Was jedem Terminal gehört#
Das Modell ist eine Zeile lang: Ein Terminal besitzt die Verkäufe, die es kassiert, und sonst nichts. Alles andere ist entweder nur lesende Replikation oder eine Ressource mit genau einem Schreiber. Diese Einschränkung ist es, die die Merge-Logik klein genug hält, um beim Ladenschluss noch darüber nachdenken zu können.
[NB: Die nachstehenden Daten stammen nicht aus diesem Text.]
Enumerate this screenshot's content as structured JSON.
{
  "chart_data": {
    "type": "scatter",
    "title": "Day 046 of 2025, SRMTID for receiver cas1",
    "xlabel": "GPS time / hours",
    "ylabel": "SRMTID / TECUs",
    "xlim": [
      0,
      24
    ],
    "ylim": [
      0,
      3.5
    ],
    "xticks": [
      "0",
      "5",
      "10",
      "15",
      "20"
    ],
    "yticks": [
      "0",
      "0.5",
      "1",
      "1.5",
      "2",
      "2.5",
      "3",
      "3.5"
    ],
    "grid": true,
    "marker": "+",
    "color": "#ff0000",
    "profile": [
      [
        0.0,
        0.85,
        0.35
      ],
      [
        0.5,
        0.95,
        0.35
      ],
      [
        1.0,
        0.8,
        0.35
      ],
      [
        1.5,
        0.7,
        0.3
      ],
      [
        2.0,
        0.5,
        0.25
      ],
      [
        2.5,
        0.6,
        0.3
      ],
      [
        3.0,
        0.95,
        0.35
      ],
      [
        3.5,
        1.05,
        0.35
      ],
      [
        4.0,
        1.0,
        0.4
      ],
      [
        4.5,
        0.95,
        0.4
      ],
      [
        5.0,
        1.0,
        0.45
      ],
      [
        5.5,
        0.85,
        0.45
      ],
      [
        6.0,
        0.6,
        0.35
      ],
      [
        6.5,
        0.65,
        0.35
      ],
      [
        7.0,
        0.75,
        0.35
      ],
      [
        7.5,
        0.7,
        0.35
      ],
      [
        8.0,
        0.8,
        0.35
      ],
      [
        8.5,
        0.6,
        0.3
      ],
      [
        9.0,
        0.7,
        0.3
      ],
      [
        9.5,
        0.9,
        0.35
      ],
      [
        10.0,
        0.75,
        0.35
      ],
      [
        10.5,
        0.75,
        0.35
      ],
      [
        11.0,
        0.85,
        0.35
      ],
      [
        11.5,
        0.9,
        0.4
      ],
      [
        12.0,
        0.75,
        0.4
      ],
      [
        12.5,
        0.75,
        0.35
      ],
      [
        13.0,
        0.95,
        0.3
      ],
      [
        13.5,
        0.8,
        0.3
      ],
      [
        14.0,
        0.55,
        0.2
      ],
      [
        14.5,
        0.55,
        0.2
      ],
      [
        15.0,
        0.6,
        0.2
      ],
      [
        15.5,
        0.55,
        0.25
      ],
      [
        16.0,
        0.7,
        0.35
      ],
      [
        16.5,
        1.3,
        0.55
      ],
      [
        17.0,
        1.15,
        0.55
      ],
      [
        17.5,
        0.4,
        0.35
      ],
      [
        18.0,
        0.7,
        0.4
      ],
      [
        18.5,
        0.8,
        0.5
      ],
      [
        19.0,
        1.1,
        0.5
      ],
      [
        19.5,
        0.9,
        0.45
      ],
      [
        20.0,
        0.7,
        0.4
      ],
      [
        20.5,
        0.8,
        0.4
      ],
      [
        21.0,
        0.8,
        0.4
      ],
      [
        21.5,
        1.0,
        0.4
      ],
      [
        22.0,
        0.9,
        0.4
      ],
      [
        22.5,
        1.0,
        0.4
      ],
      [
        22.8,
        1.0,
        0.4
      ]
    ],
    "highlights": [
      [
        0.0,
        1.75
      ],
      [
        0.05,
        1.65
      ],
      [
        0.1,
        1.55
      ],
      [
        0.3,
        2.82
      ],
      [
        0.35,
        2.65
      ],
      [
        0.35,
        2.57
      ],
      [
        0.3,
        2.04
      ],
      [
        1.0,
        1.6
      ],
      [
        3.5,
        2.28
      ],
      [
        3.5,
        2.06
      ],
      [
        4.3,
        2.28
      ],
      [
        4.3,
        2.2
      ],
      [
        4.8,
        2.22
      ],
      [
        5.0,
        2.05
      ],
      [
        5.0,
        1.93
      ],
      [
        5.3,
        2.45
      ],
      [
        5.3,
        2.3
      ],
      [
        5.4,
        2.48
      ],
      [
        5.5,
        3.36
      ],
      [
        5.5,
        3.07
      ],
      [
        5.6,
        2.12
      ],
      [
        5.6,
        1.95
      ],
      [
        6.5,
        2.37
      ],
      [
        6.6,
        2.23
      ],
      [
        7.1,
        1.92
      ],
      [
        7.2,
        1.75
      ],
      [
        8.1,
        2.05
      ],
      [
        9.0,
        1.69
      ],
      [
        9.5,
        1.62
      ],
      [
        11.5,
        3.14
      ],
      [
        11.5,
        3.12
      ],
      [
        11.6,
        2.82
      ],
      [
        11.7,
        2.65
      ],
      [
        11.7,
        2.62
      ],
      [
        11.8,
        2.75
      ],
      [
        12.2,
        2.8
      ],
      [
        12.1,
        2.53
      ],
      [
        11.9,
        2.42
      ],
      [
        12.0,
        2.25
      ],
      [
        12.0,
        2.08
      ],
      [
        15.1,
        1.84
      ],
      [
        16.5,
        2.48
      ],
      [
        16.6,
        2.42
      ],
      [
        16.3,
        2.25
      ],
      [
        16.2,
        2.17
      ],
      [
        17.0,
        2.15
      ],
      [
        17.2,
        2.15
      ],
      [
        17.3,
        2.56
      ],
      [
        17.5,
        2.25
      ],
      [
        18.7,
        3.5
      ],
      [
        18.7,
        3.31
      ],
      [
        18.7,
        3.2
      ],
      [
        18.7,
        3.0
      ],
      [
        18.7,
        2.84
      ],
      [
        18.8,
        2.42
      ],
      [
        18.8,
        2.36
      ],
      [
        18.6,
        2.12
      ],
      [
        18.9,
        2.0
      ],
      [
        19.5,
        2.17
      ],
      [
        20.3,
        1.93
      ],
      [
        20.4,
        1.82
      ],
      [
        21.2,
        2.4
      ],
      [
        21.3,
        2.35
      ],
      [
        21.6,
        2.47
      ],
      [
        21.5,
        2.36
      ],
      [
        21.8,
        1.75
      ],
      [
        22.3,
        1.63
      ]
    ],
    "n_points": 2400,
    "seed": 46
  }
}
| Daten | Besitzer | Bei Konflikt |
|---|---|---|
| Verkäufe, Retouren | das Terminal, das sie gemacht hat | kein Konflikt möglich: nur anhängend |
| Produktkatalog | das Backoffice | letzter Schreibvorgang gewinnt, nach Version |
| Preise | das Backoffice | letzter Schreibvorgang gewinnt, nach Version |
| Lagerbestand | ein gewähltes Terminal | wird nicht zusammengeführt, siehe unten |
| Offene Rechnung / Tisch | von einem Terminal beansprucht | der Anspruch ist eine Lease, 30 s |
Lagerbestand ist kein CRDT#
Man kann Lagerbestand durchaus als Zähler modellieren, der konvergiert. Er konvergiert dann auf eine Zahl, die zu keinem Zeitpunkt gestimmt hat, und der Laden hat das letzte Stück zweimal verkauft. Also hat der Bestand einen einzigen Schreiber: Ein Terminal wird gewählt, die anderen fragen es, und wenn es verschwindet, übernimmt das nächste, sobald eine kurze Lease abgelaufen ist.
- 01Wahl
Die Bestands-Lease hält das Terminal mit der niedrigsten Kennung, das in den letzten zehn Sekunden gesehen wurde. Kein Konsensalgorithmus: Die Menge sind vier Geräte in einem LAN, und eine falsche Wahl kostet eine Lease-Periode.
- 02Abbuchen beim Verkauf
Das verkaufende Terminal bittet den Halter, abzubuchen. Erreicht es ihn nicht innerhalb von 400 ms, verkauft es trotzdem und markiert die Position als ungeprüft. Ein Laden, der nicht mehr verkauft, weil ein Peer langsam ist, ist schlimmer als ein Bestand, der abgeglichen werden muss.
- 03Abgleich beim Abschluss
Ungeprüfte Positionen werden beim Ladenschluss gegen den massgeblichen Bestand nachgespielt. In acht Monaten Pilotbetrieb waren das im Schnitt weniger als zwei Positionen pro Laden und Tag.
Wie das an der Kasse aussieht#
Nichts davon ist an einem normalen Tag zu sehen, und genau das ist der Punkt. Die einzige Oberfläche, die das Modell bekommt, ist ein kleiner Statuspunkt: grün, wenn das Terminal jeden Peer kürzlich gesehen hat, gelb, wenn es ungeprüfte Positionen verkauft, dazu die Anzahl dessen, was noch abzugleichen ist.